«Я семь дробь три, я семь дробь три, перехожу на прием»,— снова выстукала она и с усилием и испугом вдруг повела плечами и повертела головой, чувствуя, что она, кажется, не то засыпает, не то замерзает, не то все вместе.
«Четырнадцать-а на приеме,— вдруг четко сказали знакомые без расшифровки, привычные точки и тире, — передавай».
Маша передала первую фразу и по памяти добавила то, что забыла записать с самого начала, зашифровав в уме, потому что это была фраза, которую ей часто приходилось повторять и раньше: «Расшифруйте сразу, перехожу на прием».
«Понимаю, продолжай»,— простучали точки-тире.
И Маша стала поспешно передавать сводку, радуясь, что вопреки ее опасениям в резервное время действительно дежурили и сразу поймали ее и что она все-таки не одна, похороненная в этих снегах, что где-то за этим условным стуком морзянки есть живой голос, отвечающий ей: «Понимаю, продолжай».
Когда она кончила передавать сводку и перешла на прием, у нее осталось всего девять спичек— она пересчитала их пальцами— и четыре жгутика бумаги.
Она записала две колонки цифр, означавших, что ей передали в ответ всего десять — двенадцать слов, потом, уже не записывая, услышала знакомые тире и точки, означавшие конец передачи: «У меня все. Выключаюсь»,— сама выключила питание и осталась снова одна во вдруг оглохнувших наушниках и сразу почувствовала холод в руках, в груди, в спине. За время передачи она совершенно окоченела. Она поднялась и минут десять приседала и выпрямлялась, прыгала, согревая закоченевшие ноги, хлопала себя руками и в конце концов, кажется, немножко отошла.
Но что же ей передали оттуда, из Москвы? Можно было, конечно, подождать до утра и расшифровать это при свете, но у нее не было сил ждать, да и оставшиеся спички и жгутики бумаги ей утром будут все равно не нужны.
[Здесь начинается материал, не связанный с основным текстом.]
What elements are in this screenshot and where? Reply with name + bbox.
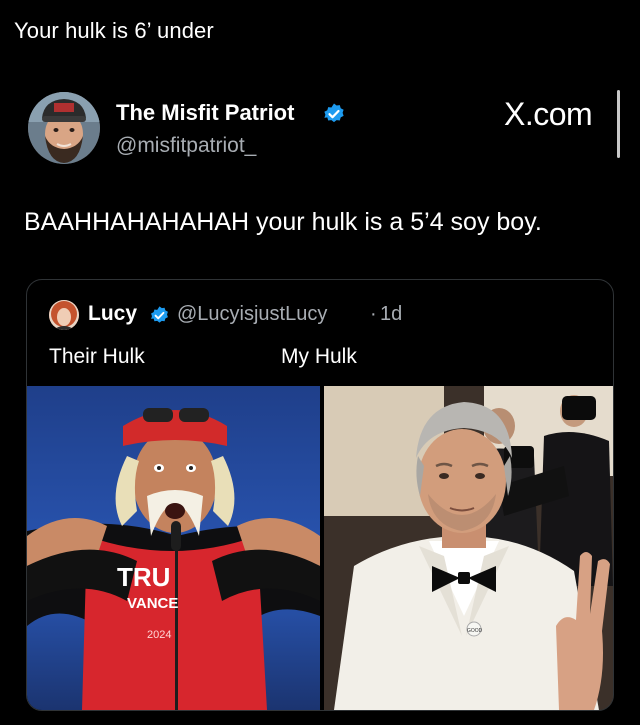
post-caption: Your hulk is 6’ under	[14, 18, 214, 43]
photo-their-hulk[interactable]: TRU VANCE 2024	[27, 386, 320, 710]
quote-text-left: Their Hulk	[49, 345, 145, 368]
quoted-tweet[interactable]: Lucy @LucyisjustLucy · 1d Their Hulk My …	[26, 279, 614, 711]
meta-separator: ·	[370, 303, 377, 325]
quote-author-avatar[interactable]	[49, 300, 79, 330]
author-handle[interactable]: @misfitpatriot_	[116, 134, 256, 158]
quote-author-name[interactable]: Lucy	[88, 302, 137, 326]
photo-my-hulk[interactable]: GOOD	[324, 386, 613, 710]
shirt-text: TRU	[117, 562, 170, 592]
quote-text-right: My Hulk	[281, 345, 357, 368]
shirt-text-2: VANCE	[127, 595, 178, 612]
shirt-text-year: 2024	[147, 629, 171, 641]
verified-badge-icon	[149, 305, 170, 326]
quote-timestamp[interactable]: 1d	[380, 303, 402, 326]
divider	[617, 90, 620, 158]
quote-author-handle[interactable]: @LucyisjustLucy	[177, 303, 327, 326]
author-name[interactable]: The Misfit Patriot	[116, 100, 294, 126]
author-avatar[interactable]	[28, 92, 100, 164]
brand-logo: X.com	[504, 96, 593, 132]
pin-text: GOOD	[467, 628, 483, 634]
verified-badge-icon	[322, 102, 346, 126]
tweet-text: BAAHHAHAHAHAH your hulk is a 5’4 soy boy…	[24, 208, 542, 236]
Теперь она передала все, что нужно, и ей незачем было их экономить.
Она снова присела на корточки и, дожигая последние спички и последние жгутики, расшифровала первую группу слов: «Вас поняли, уходите из города направлении Качаловский лес, вас встретят».
— Вас встретят, вас встретят,— ледяными губами прошептала Маша.— Вас встретят,— повторила она еще раз и стала расшифровывать вторую группу слов.
Расшифровала одно слово «ваш», на втором выронила из усталых пальцев на снег последний жгутик, зажгла последнюю спичку и от последней спички последний жгутик, но так и не смогла, должно быть, от усталости и напряжения разобрать следующее слово — оно почему-то не сразу поддалось расшифровке,— почувствовала боль ожога в пальцах и осталась в полной темноте. Еще раз ощупала коробку со спичками, но коробка была пуста; пошарила в кармане пальто, — может быть, одна спичка завалилась туда, но туда не завалилось ни одной спички.
Была темнота, ночь, фраза: «Вас поняли, уходите из города направлении Качаловский лес, вас встретят»,— и еще это слово «ваш»... Что там дальше, придется расшифровать уже утром, когда будет светло.
Маша знала, что большой Качаловский лес, о котором ходили в городе слухи, что там партизаны, начинается если не прямо здесь, то где-то в этой стороне, где-то близко, за тем чернеющим лесом, и если идти, то идти надо сейчас. Она почувствовала великий соблазн свернуться калачиком и лечь здесь, в землянке, но умом понимала, что этого сделать нельзя прежде всего потому, что если она ляжет, то не встанет: ей покажется, что она пригрелась, а на самом деле она замерзнет. Это главное, но это не все: если она действительно хочет выйти на Качаловский лес, если там действительно ее встретят, она должна идти сейчас, именно сейчас, чтобы ночью, пока темно, пройти как можно дальше в ту сторону от города. Правда, если она пойдет сейчас, ночью, она может заблудиться, но если она пойдет утром, ее могут захватить здесь, около самого города, а это еще страшней.
Она не знала, хватит ли у нее сил идти всю ночь через лес, но она знала, что, оставшись здесь, погибнет.
Она выгребла из корзинки и насыпала в карманы жакетки и пальто доверху, сколько могла, крупы, потом положила обратно в кошелку рацию и, выйдя из блиндажа, отметив от него десять шагов влево по окопу, зарыла рацию в снег. Там, в блиндаже, если бы она закопала ее, это могло вдруг все-таки привлечь чье-нибудь внимание; здесь, прямо в окопе, вряд ли кто-нибудь мог на нее наткнуться. Поземка мела сейчас еще сильней, и Маша подумала, что уже через час здесь даже не останется следов от ее ног.
Она вылезла из окопа и пошла полем против ветра к темневшему впереди лесу.